Coca-Cola has announced it is investing more in marketing as its main competitor is expected to make a similar proclamation.
In announcing its fourth-quarter results, Coca-Cola said it plans to cut $550 million to $650 million in annual costs by the end of 2015. That money will be reinvested in marketing and brand building, as well as used to address rising commodity costs. The company also said it exceeded its goal of cutting $500 million in costs during the past four years.
On Thursday, PepsiCo is widely expected to announce it will pour an additional $400 million to $500 million into marketing its brands this year. Analysts, pointing out that ad spending on beverages has trailed Coca-Cola, have called for increased investment, particularly in the company’s North American beverage brands.
“This program will further enable our efforts to strengthen our brands and reinvest our resources to drive long term profitable growth,” said Coca-Cola CEO Muhtar Kent during a conference call with analysts. “We remain relentless in our efforts to become more efficient, leaner and adaptive to changing market conditions, while at the same time building a continuous improvement in cost management culture in keeping with our 2020 vision.”
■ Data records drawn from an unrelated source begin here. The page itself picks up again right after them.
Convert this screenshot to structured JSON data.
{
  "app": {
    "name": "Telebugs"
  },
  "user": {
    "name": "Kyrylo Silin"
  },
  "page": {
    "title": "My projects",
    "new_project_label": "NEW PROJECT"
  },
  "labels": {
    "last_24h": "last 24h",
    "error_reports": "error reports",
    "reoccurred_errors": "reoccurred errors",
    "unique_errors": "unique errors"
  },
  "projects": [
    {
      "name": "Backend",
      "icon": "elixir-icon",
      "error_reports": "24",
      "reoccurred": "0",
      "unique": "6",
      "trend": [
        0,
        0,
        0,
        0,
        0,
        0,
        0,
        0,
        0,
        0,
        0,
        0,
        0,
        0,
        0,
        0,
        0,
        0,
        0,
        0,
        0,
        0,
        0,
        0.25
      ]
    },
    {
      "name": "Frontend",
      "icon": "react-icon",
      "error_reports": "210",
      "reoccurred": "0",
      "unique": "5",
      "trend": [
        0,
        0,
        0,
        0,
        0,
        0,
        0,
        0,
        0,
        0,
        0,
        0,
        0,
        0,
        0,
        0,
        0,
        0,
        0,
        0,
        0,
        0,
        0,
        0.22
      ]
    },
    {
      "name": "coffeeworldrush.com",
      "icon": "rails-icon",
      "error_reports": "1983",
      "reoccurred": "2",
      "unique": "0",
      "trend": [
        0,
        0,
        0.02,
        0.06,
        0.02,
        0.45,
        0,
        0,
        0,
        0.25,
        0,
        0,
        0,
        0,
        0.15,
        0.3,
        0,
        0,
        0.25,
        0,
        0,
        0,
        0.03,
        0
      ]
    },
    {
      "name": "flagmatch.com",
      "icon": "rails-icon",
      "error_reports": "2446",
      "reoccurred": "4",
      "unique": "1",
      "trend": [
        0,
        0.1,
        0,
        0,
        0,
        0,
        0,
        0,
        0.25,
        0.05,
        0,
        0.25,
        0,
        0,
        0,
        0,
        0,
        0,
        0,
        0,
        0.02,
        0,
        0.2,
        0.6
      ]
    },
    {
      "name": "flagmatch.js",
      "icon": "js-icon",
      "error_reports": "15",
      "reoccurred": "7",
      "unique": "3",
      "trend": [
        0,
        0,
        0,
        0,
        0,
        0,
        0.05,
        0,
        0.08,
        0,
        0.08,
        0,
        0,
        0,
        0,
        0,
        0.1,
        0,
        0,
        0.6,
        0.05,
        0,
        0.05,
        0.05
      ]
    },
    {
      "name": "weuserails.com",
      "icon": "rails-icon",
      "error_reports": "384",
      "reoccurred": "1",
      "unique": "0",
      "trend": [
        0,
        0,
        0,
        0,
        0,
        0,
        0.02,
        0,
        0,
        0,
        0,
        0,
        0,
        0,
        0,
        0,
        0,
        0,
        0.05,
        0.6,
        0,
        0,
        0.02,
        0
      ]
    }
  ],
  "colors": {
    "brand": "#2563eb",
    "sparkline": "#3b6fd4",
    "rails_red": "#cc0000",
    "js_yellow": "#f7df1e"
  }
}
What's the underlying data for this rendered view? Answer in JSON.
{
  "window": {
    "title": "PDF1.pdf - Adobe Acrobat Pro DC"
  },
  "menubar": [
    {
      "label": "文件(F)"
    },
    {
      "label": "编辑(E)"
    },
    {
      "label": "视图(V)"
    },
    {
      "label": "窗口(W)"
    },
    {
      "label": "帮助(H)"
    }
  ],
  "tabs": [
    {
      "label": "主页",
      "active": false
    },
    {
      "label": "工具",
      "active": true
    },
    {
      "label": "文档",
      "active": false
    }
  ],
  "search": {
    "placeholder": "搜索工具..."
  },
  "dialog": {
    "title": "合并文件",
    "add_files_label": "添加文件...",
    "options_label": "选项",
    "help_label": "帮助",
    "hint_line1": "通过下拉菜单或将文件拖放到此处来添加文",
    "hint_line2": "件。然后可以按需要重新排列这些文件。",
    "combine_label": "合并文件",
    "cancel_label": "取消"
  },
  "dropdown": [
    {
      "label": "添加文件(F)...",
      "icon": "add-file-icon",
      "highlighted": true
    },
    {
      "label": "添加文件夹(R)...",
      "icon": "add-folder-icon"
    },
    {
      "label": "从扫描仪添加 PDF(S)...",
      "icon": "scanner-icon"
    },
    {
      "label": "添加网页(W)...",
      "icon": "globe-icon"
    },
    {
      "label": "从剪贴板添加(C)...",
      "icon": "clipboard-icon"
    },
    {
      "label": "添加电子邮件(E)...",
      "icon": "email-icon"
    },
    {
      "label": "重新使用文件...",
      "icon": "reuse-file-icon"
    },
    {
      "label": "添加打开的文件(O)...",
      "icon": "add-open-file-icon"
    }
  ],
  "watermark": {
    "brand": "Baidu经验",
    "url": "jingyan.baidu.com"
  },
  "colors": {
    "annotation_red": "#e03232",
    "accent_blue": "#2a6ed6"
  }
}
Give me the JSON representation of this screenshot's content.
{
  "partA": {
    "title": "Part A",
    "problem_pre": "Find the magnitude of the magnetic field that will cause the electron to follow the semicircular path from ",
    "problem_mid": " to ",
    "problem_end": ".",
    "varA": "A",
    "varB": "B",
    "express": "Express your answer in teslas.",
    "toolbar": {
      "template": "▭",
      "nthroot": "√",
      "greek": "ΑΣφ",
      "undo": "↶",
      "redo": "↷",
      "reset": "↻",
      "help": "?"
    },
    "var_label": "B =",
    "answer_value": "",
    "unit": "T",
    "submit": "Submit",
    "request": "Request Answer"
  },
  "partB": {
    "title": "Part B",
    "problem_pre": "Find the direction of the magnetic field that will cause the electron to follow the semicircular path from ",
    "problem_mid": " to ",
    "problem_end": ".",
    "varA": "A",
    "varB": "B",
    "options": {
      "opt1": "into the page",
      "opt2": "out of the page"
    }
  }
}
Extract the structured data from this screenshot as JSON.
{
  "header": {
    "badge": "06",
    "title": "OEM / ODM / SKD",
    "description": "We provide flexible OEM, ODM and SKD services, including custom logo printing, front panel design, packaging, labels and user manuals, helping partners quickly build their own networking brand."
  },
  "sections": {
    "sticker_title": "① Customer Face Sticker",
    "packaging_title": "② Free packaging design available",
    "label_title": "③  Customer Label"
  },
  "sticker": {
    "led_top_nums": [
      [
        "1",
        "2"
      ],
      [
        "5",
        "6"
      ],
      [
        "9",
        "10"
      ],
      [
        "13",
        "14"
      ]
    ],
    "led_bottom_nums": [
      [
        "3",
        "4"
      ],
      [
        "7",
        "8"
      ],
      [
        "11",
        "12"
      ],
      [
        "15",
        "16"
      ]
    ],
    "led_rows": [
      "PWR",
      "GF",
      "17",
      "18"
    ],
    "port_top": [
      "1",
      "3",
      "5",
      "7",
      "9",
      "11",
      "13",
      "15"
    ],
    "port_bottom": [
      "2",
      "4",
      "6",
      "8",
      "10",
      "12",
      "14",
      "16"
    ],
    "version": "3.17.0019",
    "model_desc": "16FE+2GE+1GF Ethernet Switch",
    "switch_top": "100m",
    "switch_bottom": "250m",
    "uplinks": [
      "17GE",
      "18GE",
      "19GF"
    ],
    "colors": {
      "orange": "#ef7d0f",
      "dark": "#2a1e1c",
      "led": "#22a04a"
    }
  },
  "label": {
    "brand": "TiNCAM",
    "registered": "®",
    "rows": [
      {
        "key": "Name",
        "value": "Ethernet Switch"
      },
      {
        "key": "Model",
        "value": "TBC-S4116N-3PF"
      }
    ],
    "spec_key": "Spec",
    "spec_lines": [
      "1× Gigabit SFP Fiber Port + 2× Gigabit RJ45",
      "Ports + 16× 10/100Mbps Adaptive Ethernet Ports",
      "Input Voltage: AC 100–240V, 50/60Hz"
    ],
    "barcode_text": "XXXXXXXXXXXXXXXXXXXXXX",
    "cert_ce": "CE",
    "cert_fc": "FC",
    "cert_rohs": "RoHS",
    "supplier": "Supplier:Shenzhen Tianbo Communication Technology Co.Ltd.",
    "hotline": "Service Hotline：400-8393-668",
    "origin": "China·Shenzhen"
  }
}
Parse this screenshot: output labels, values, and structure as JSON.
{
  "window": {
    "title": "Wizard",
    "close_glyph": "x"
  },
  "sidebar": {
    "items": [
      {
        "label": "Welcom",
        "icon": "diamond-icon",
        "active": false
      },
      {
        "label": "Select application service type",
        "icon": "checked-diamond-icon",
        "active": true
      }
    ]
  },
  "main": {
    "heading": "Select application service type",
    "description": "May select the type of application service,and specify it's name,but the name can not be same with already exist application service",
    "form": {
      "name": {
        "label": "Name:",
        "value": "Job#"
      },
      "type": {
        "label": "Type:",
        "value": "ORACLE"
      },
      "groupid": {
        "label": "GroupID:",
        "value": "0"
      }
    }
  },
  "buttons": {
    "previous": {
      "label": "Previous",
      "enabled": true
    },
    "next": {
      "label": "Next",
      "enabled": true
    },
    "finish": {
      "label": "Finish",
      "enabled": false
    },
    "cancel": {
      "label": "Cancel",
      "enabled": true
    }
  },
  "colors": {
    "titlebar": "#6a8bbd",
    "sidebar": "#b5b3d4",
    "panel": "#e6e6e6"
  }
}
Kent repeatedly emphasized that Coca-Cola places brands first, calling brand Coca-Cola “the very oxygen of our business.” In contrast, PepsiCo has been under fire for neglecting its brands, specifically its flagship cola.
“The key component of how we strengthen our global brand portfolio is through innovative consumer engagement,” Kent said, highlighting the company’s Super Bowl effort, as well as its selection as Advertising Age‘s Marketer of the Year.
Total sales in the quarter rose 5.2% to $11 billion. Fourth-quarter sales volume in North America gained 1%. The Pacific region unit, which includes China and Japan, boosted sales volume 5%. In the company’s Eurasia and Africa group, volume climbed 4% while sales volume in India rose 20%.
“Coke’s fourth-quarter results benefited from continued strength from its international beverage portfolio,” said Ann Gurkin, an analyst for Davenport & Co. “We also found the continued strong performance by the Coca-Cola and Coke Zero franchises as a standout for the North American segment.”